Ralph Brauer - The Age of Discontent: How Workers and Farmers Reinvented American Democracy
In The Age of Discontent, Ralph Brauer provides a revisionist view of late-nineteenth-century history that credits Main Street, not Wall Street, with laying the foundations of modern America. Read on for a Q&A with the author to learn more about this book.
How did you come to focus on the Geary family as a case study for the difficulties of the Age of Discontent?
The suicide of Sarah Geary was a central part of an article by Knights of Labor leader Terence Powderly titled “The Army of the Discontented.” Trying to understand Sarah’s death led to thirteen years of research into the late nineteenth century. As I found other similar examples and uncovered overlooked studies, the story of the Geary family came to personify the hardships faced by the Discontented including starvation and other health crises, capricious wages, unacceptable living and working conditions, political violence, and the lack of a social safety net. Whenever I became discouraged during the years of writing and research, I thought about the Geary family and the imperative of telling their story and those of others like them.
You mention Title IX and Pell Grants as modern examples of the government’s duty to maintain fairness or equality. What lessons could we take away from the Discontented to improve our current society?
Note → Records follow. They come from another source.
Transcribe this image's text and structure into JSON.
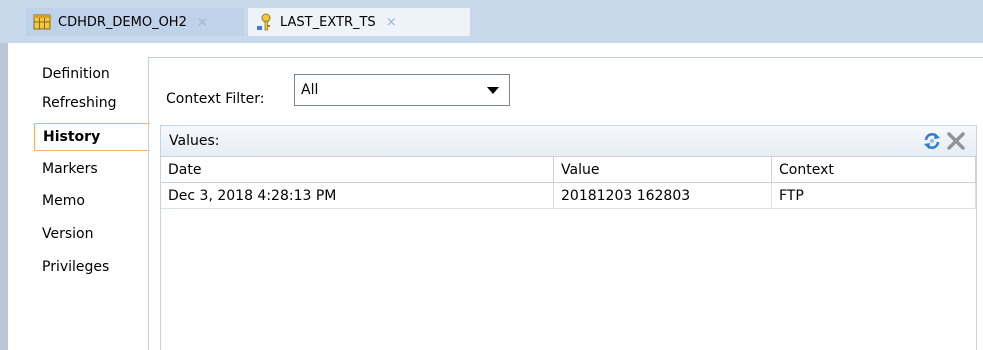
{
  "tabs": [
    {
      "label": "CDHDR_DEMO_OH2",
      "icon": "table-icon",
      "close": "×"
    },
    {
      "label": "LAST_EXTR_TS",
      "icon": "variable-key-icon",
      "close": "×"
    }
  ],
  "sidenav": {
    "items": [
      "Definition",
      "Refreshing",
      "History",
      "Markers",
      "Memo",
      "Version",
      "Privileges"
    ],
    "active": "History"
  },
  "context_filter": {
    "label": "Context Filter:",
    "value": "All"
  },
  "values": {
    "title": "Values:",
    "columns": [
      "Date",
      "Value",
      "Context"
    ],
    "rows": [
      [
        "Dec 3, 2018 4:28:13 PM",
        "20181203 162803",
        "FTP"
      ]
    ]
  },
  "colors": {
    "tabstrip": "#c9d9ec",
    "active_nav_border": "#f3b473"
  }
}
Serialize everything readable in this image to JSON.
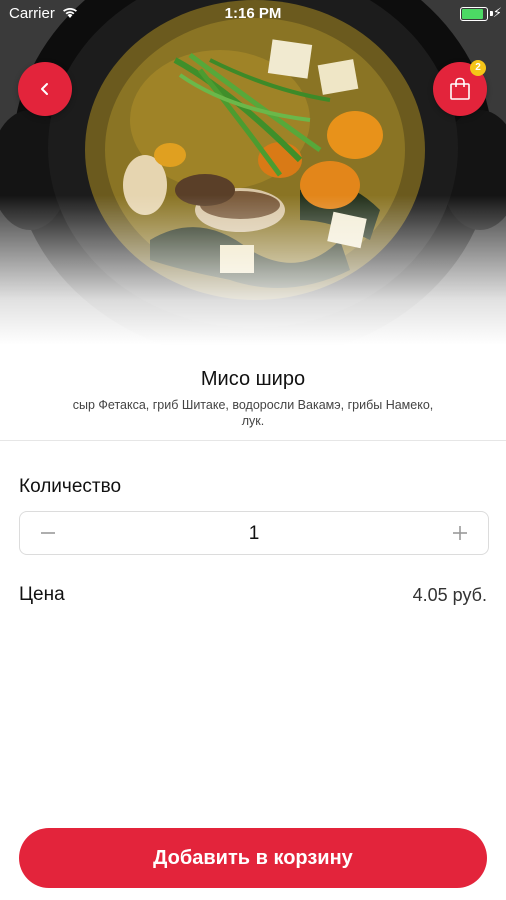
{
  "status_bar": {
    "carrier": "Carrier",
    "time": "1:16 PM",
    "battery_level": 1.0
  },
  "header": {
    "back_icon": "chevron-left-icon",
    "cart_icon": "shopping-bag-icon",
    "cart_badge": "2"
  },
  "product": {
    "title": "Мисо широ",
    "description": "сыр Фетакса, гриб Шитаке, водоросли Вакамэ, грибы Намеко, лук."
  },
  "quantity": {
    "label": "Количество",
    "value": "1",
    "minus_icon": "minus-icon",
    "plus_icon": "plus-icon"
  },
  "price": {
    "label": "Цена",
    "value": "4.05 руб."
  },
  "cta": {
    "label": "Добавить в корзину"
  },
  "colors": {
    "accent": "#e3243b",
    "badge": "#f5c518"
  }
}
In reinventing our country, the Discontented implemented a systemic strategy of increasing aid and access to education, stimulating the supply side through subsidizing infrastructure and telecommunications, supplementing the demand side by increasing discretionary income, and providing for fair and open markets along with a process to referee the results. This strategy remains relevant today.
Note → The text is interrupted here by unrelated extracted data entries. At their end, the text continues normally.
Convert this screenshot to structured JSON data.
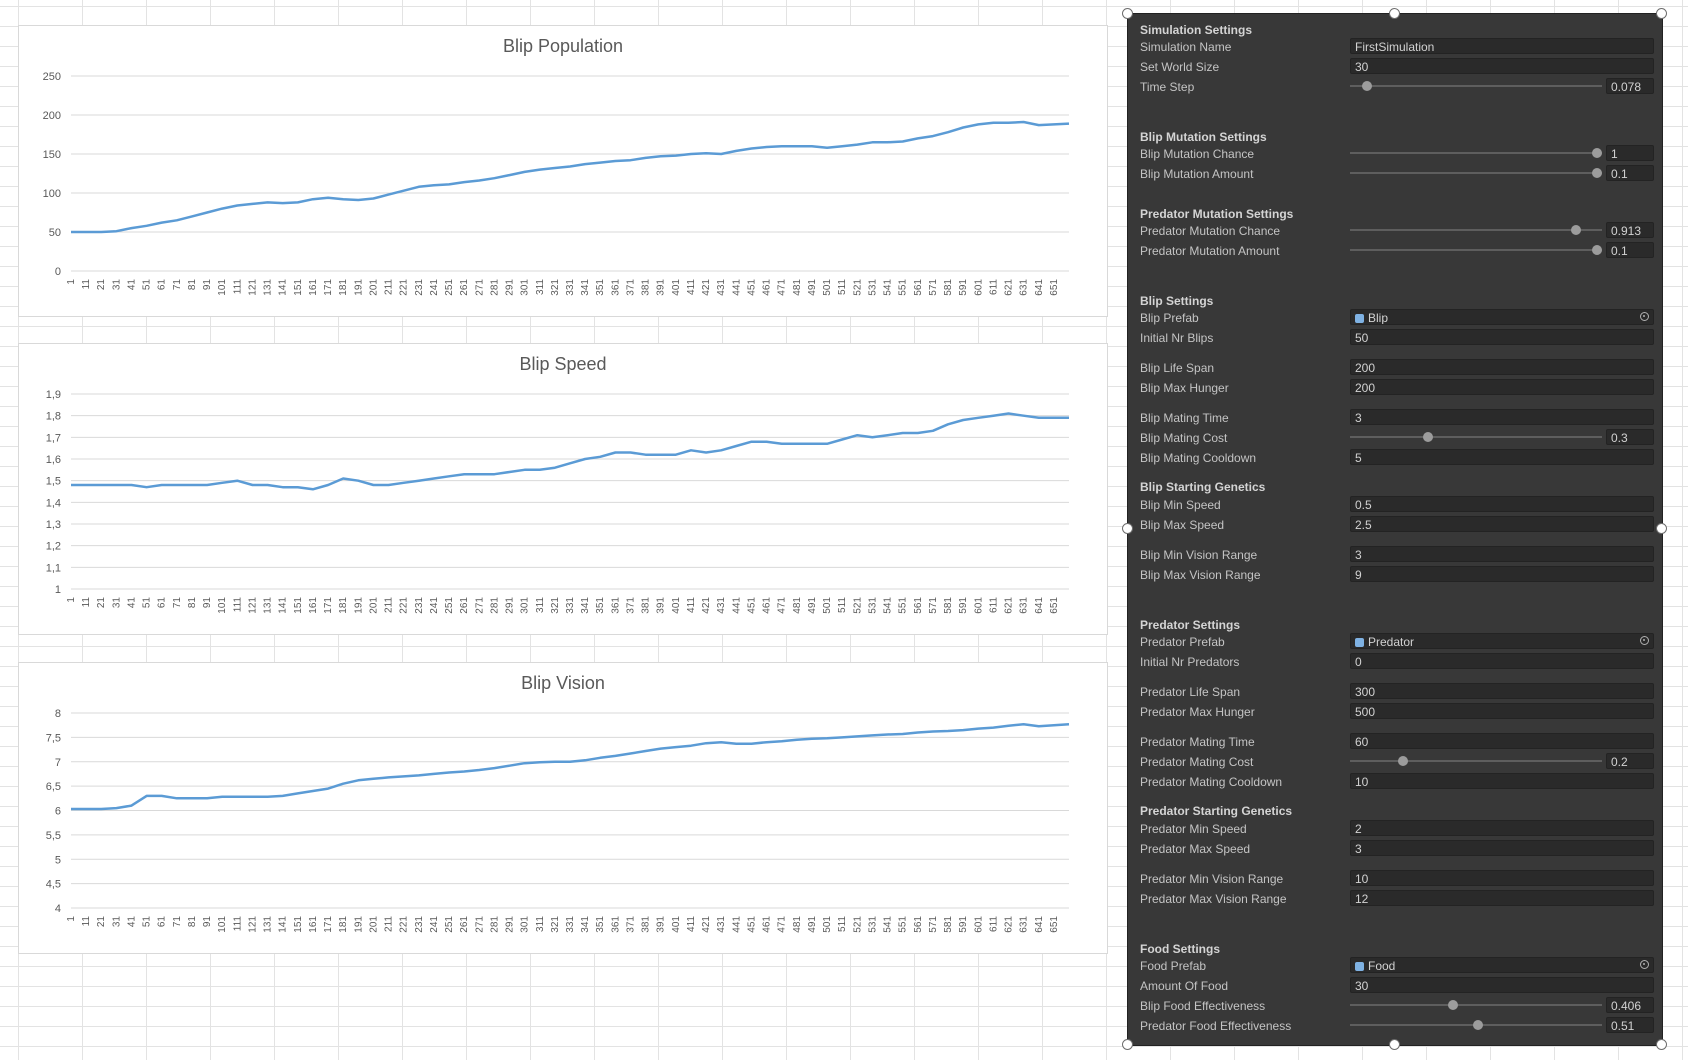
{
  "charts": [
    {
      "title": "Blip Population",
      "yticks": [
        "250",
        "200",
        "150",
        "100",
        "50",
        "0"
      ],
      "xticks": [
        "1",
        "11",
        "21",
        "31",
        "41",
        "51",
        "61",
        "71",
        "81",
        "91",
        "101",
        "111",
        "121",
        "131",
        "141",
        "151",
        "161",
        "171",
        "181",
        "191",
        "201",
        "211",
        "221",
        "231",
        "241",
        "251",
        "261",
        "271",
        "281",
        "291",
        "301",
        "311",
        "321",
        "331",
        "341",
        "351",
        "361",
        "371",
        "381",
        "391",
        "401",
        "411",
        "421",
        "431",
        "441",
        "451",
        "461",
        "471",
        "481",
        "491",
        "501",
        "511",
        "521",
        "531",
        "541",
        "551",
        "561",
        "571",
        "581",
        "591",
        "601",
        "611",
        "621",
        "631",
        "641",
        "651"
      ]
    },
    {
      "title": "Blip Speed",
      "yticks": [
        "1,9",
        "1,8",
        "1,7",
        "1,6",
        "1,5",
        "1,4",
        "1,3",
        "1,2",
        "1,1",
        "1"
      ],
      "xticks": [
        "1",
        "11",
        "21",
        "31",
        "41",
        "51",
        "61",
        "71",
        "81",
        "91",
        "101",
        "111",
        "121",
        "131",
        "141",
        "151",
        "161",
        "171",
        "181",
        "191",
        "201",
        "211",
        "221",
        "231",
        "241",
        "251",
        "261",
        "271",
        "281",
        "291",
        "301",
        "311",
        "321",
        "331",
        "341",
        "351",
        "361",
        "371",
        "381",
        "391",
        "401",
        "411",
        "421",
        "431",
        "441",
        "451",
        "461",
        "471",
        "481",
        "491",
        "501",
        "511",
        "521",
        "531",
        "541",
        "551",
        "561",
        "571",
        "581",
        "591",
        "601",
        "611",
        "621",
        "631",
        "641",
        "651"
      ]
    },
    {
      "title": "Blip Vision",
      "yticks": [
        "8",
        "7,5",
        "7",
        "6,5",
        "6",
        "5,5",
        "5",
        "4,5",
        "4"
      ],
      "xticks": [
        "1",
        "11",
        "21",
        "31",
        "41",
        "51",
        "61",
        "71",
        "81",
        "91",
        "101",
        "111",
        "121",
        "131",
        "141",
        "151",
        "161",
        "171",
        "181",
        "191",
        "201",
        "211",
        "221",
        "231",
        "241",
        "251",
        "261",
        "271",
        "281",
        "291",
        "301",
        "311",
        "321",
        "331",
        "341",
        "351",
        "361",
        "371",
        "381",
        "391",
        "401",
        "411",
        "421",
        "431",
        "441",
        "451",
        "461",
        "471",
        "481",
        "491",
        "501",
        "511",
        "521",
        "531",
        "541",
        "551",
        "561",
        "571",
        "581",
        "591",
        "601",
        "611",
        "621",
        "631",
        "641",
        "651"
      ]
    }
  ],
  "chart_data": [
    {
      "type": "line",
      "title": "Blip Population",
      "xlabel": "",
      "ylabel": "",
      "ylim": [
        0,
        250
      ],
      "grid": true,
      "x": [
        1,
        11,
        21,
        31,
        41,
        51,
        61,
        71,
        81,
        91,
        101,
        111,
        121,
        131,
        141,
        151,
        161,
        171,
        181,
        191,
        201,
        211,
        221,
        231,
        241,
        251,
        261,
        271,
        281,
        291,
        301,
        311,
        321,
        331,
        341,
        351,
        361,
        371,
        381,
        391,
        401,
        411,
        421,
        431,
        441,
        451,
        461,
        471,
        481,
        491,
        501,
        511,
        521,
        531,
        541,
        551,
        561,
        571,
        581,
        591,
        601,
        611,
        621,
        631,
        641,
        651,
        661
      ],
      "series": [
        {
          "values": [
            50,
            50,
            50,
            51,
            55,
            58,
            62,
            65,
            70,
            75,
            80,
            84,
            86,
            88,
            87,
            88,
            92,
            94,
            92,
            91,
            93,
            98,
            103,
            108,
            110,
            111,
            114,
            116,
            119,
            123,
            127,
            130,
            132,
            134,
            137,
            139,
            141,
            142,
            145,
            147,
            148,
            150,
            151,
            150,
            154,
            157,
            159,
            160,
            160,
            160,
            158,
            160,
            162,
            165,
            165,
            166,
            170,
            173,
            178,
            184,
            188,
            190,
            190,
            191,
            187,
            188,
            189
          ]
        }
      ]
    },
    {
      "type": "line",
      "title": "Blip Speed",
      "xlabel": "",
      "ylabel": "",
      "ylim": [
        1,
        1.9
      ],
      "grid": true,
      "x": [
        1,
        11,
        21,
        31,
        41,
        51,
        61,
        71,
        81,
        91,
        101,
        111,
        121,
        131,
        141,
        151,
        161,
        171,
        181,
        191,
        201,
        211,
        221,
        231,
        241,
        251,
        261,
        271,
        281,
        291,
        301,
        311,
        321,
        331,
        341,
        351,
        361,
        371,
        381,
        391,
        401,
        411,
        421,
        431,
        441,
        451,
        461,
        471,
        481,
        491,
        501,
        511,
        521,
        531,
        541,
        551,
        561,
        571,
        581,
        591,
        601,
        611,
        621,
        631,
        641,
        651,
        661
      ],
      "series": [
        {
          "values": [
            1.48,
            1.48,
            1.48,
            1.48,
            1.48,
            1.47,
            1.48,
            1.48,
            1.48,
            1.48,
            1.49,
            1.5,
            1.48,
            1.48,
            1.47,
            1.47,
            1.46,
            1.48,
            1.51,
            1.5,
            1.48,
            1.48,
            1.49,
            1.5,
            1.51,
            1.52,
            1.53,
            1.53,
            1.53,
            1.54,
            1.55,
            1.55,
            1.56,
            1.58,
            1.6,
            1.61,
            1.63,
            1.63,
            1.62,
            1.62,
            1.62,
            1.64,
            1.63,
            1.64,
            1.66,
            1.68,
            1.68,
            1.67,
            1.67,
            1.67,
            1.67,
            1.69,
            1.71,
            1.7,
            1.71,
            1.72,
            1.72,
            1.73,
            1.76,
            1.78,
            1.79,
            1.8,
            1.81,
            1.8,
            1.79,
            1.79,
            1.79
          ]
        }
      ]
    },
    {
      "type": "line",
      "title": "Blip Vision",
      "xlabel": "",
      "ylabel": "",
      "ylim": [
        4,
        8
      ],
      "grid": true,
      "x": [
        1,
        11,
        21,
        31,
        41,
        51,
        61,
        71,
        81,
        91,
        101,
        111,
        121,
        131,
        141,
        151,
        161,
        171,
        181,
        191,
        201,
        211,
        221,
        231,
        241,
        251,
        261,
        271,
        281,
        291,
        301,
        311,
        321,
        331,
        341,
        351,
        361,
        371,
        381,
        391,
        401,
        411,
        421,
        431,
        441,
        451,
        461,
        471,
        481,
        491,
        501,
        511,
        521,
        531,
        541,
        551,
        561,
        571,
        581,
        591,
        601,
        611,
        621,
        631,
        641,
        651,
        661
      ],
      "series": [
        {
          "values": [
            6.03,
            6.03,
            6.03,
            6.05,
            6.1,
            6.3,
            6.3,
            6.25,
            6.25,
            6.25,
            6.28,
            6.28,
            6.28,
            6.28,
            6.3,
            6.35,
            6.4,
            6.45,
            6.55,
            6.62,
            6.65,
            6.68,
            6.7,
            6.72,
            6.75,
            6.78,
            6.8,
            6.83,
            6.87,
            6.92,
            6.97,
            6.99,
            7.0,
            7.0,
            7.03,
            7.08,
            7.12,
            7.17,
            7.22,
            7.27,
            7.3,
            7.33,
            7.38,
            7.4,
            7.37,
            7.37,
            7.4,
            7.42,
            7.45,
            7.47,
            7.48,
            7.5,
            7.52,
            7.54,
            7.56,
            7.57,
            7.6,
            7.62,
            7.63,
            7.65,
            7.68,
            7.7,
            7.74,
            7.77,
            7.73,
            7.75,
            7.77
          ]
        }
      ]
    }
  ],
  "inspector": {
    "simulation_settings": "Simulation Settings",
    "simulation_name_label": "Simulation Name",
    "simulation_name": "FirstSimulation",
    "set_world_size_label": "Set World Size",
    "set_world_size": "30",
    "time_step_label": "Time Step",
    "time_step": "0.078",
    "time_step_fraction": 0.05,
    "blip_mutation_settings": "Blip Mutation Settings",
    "blip_mutation_chance_label": "Blip Mutation Chance",
    "blip_mutation_chance": "1",
    "blip_mutation_chance_fraction": 1.0,
    "blip_mutation_amount_label": "Blip Mutation Amount",
    "blip_mutation_amount": "0.1",
    "blip_mutation_amount_fraction": 1.0,
    "predator_mutation_settings": "Predator Mutation Settings",
    "predator_mutation_chance_label": "Predator Mutation Chance",
    "predator_mutation_chance": "0.913",
    "predator_mutation_chance_fraction": 0.913,
    "predator_mutation_amount_label": "Predator Mutation Amount",
    "predator_mutation_amount": "0.1",
    "predator_mutation_amount_fraction": 1.0,
    "blip_settings": "Blip Settings",
    "blip_prefab_label": "Blip Prefab",
    "blip_prefab": "Blip",
    "initial_nr_blips_label": "Initial Nr Blips",
    "initial_nr_blips": "50",
    "blip_life_span_label": "Blip Life Span",
    "blip_life_span": "200",
    "blip_max_hunger_label": "Blip Max Hunger",
    "blip_max_hunger": "200",
    "blip_mating_time_label": "Blip Mating Time",
    "blip_mating_time": "3",
    "blip_mating_cost_label": "Blip Mating Cost",
    "blip_mating_cost": "0.3",
    "blip_mating_cost_fraction": 0.3,
    "blip_mating_cooldown_label": "Blip Mating Cooldown",
    "blip_mating_cooldown": "5",
    "blip_starting_genetics": "Blip Starting Genetics",
    "blip_min_speed_label": "Blip Min Speed",
    "blip_min_speed": "0.5",
    "blip_max_speed_label": "Blip Max Speed",
    "blip_max_speed": "2.5",
    "blip_min_vision_range_label": "Blip Min Vision Range",
    "blip_min_vision_range": "3",
    "blip_max_vision_range_label": "Blip Max Vision Range",
    "blip_max_vision_range": "9",
    "predator_settings": "Predator Settings",
    "predator_prefab_label": "Predator Prefab",
    "predator_prefab": "Predator",
    "initial_nr_predators_label": "Initial Nr Predators",
    "initial_nr_predators": "0",
    "predator_life_span_label": "Predator Life Span",
    "predator_life_span": "300",
    "predator_max_hunger_label": "Predator Max Hunger",
    "predator_max_hunger": "500",
    "predator_mating_time_label": "Predator Mating Time",
    "predator_mating_time": "60",
    "predator_mating_cost_label": "Predator Mating Cost",
    "predator_mating_cost": "0.2",
    "predator_mating_cost_fraction": 0.2,
    "predator_mating_cooldown_label": "Predator Mating Cooldown",
    "predator_mating_cooldown": "10",
    "predator_starting_genetics": "Predator Starting Genetics",
    "predator_min_speed_label": "Predator Min Speed",
    "predator_min_speed": "2",
    "predator_max_speed_label": "Predator Max Speed",
    "predator_max_speed": "3",
    "predator_min_vision_range_label": "Predator Min Vision Range",
    "predator_min_vision_range": "10",
    "predator_max_vision_range_label": "Predator Max Vision Range",
    "predator_max_vision_range": "12",
    "food_settings": "Food Settings",
    "food_prefab_label": "Food Prefab",
    "food_prefab": "Food",
    "amount_of_food_label": "Amount Of Food",
    "amount_of_food": "30",
    "blip_food_effectiveness_label": "Blip Food Effectiveness",
    "blip_food_effectiveness": "0.406",
    "blip_food_effectiveness_fraction": 0.406,
    "predator_food_effectiveness_label": "Predator Food Effectiveness",
    "predator_food_effectiveness": "0.51",
    "predator_food_effectiveness_fraction": 0.51
  },
  "colors": {
    "series": "#5b9bd5",
    "panel": "#383838",
    "field": "#2a2a2a"
  }
}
Democracy requires everyone to make sacrifices. If we do not believe enough in ourselves to make those sacrifices, we do not believe in democracy. If we lack the courage to protect it, we lose it.
What gap in the current literature on the Discontented does this work fill?
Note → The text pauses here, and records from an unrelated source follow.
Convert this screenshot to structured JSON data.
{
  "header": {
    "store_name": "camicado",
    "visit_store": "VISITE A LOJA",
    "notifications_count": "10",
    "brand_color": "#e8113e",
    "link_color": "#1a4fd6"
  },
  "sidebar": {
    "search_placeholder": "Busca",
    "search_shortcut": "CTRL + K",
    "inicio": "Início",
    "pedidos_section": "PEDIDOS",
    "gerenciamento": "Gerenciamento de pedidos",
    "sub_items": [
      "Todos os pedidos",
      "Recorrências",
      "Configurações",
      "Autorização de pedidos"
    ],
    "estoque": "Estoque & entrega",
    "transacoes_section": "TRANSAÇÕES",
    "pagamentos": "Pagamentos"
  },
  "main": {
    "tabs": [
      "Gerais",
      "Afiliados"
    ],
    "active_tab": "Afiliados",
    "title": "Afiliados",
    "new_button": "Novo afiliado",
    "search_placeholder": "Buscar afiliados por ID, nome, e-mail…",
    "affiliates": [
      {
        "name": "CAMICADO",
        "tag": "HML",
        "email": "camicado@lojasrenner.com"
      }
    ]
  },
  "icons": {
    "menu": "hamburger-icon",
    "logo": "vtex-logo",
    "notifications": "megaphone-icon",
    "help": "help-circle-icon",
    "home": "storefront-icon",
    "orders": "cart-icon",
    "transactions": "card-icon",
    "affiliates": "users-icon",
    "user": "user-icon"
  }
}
Actually, this is the first book to focus on the Discontented by giving them a name and documenting their achievements. It also does away with a term that grates me like squeaky chalk on a blackboard, the Gilded Age, by coining a new term for the years from 1870 to 1890.
Using an interdisciplinary systemic approach, my book challenges the longstanding belief still prevalent in textbooks and political rhetoric that tycoons and laissez-faire capitalism were mainly responsible for overcoming the difficulties of the late nineteenth century.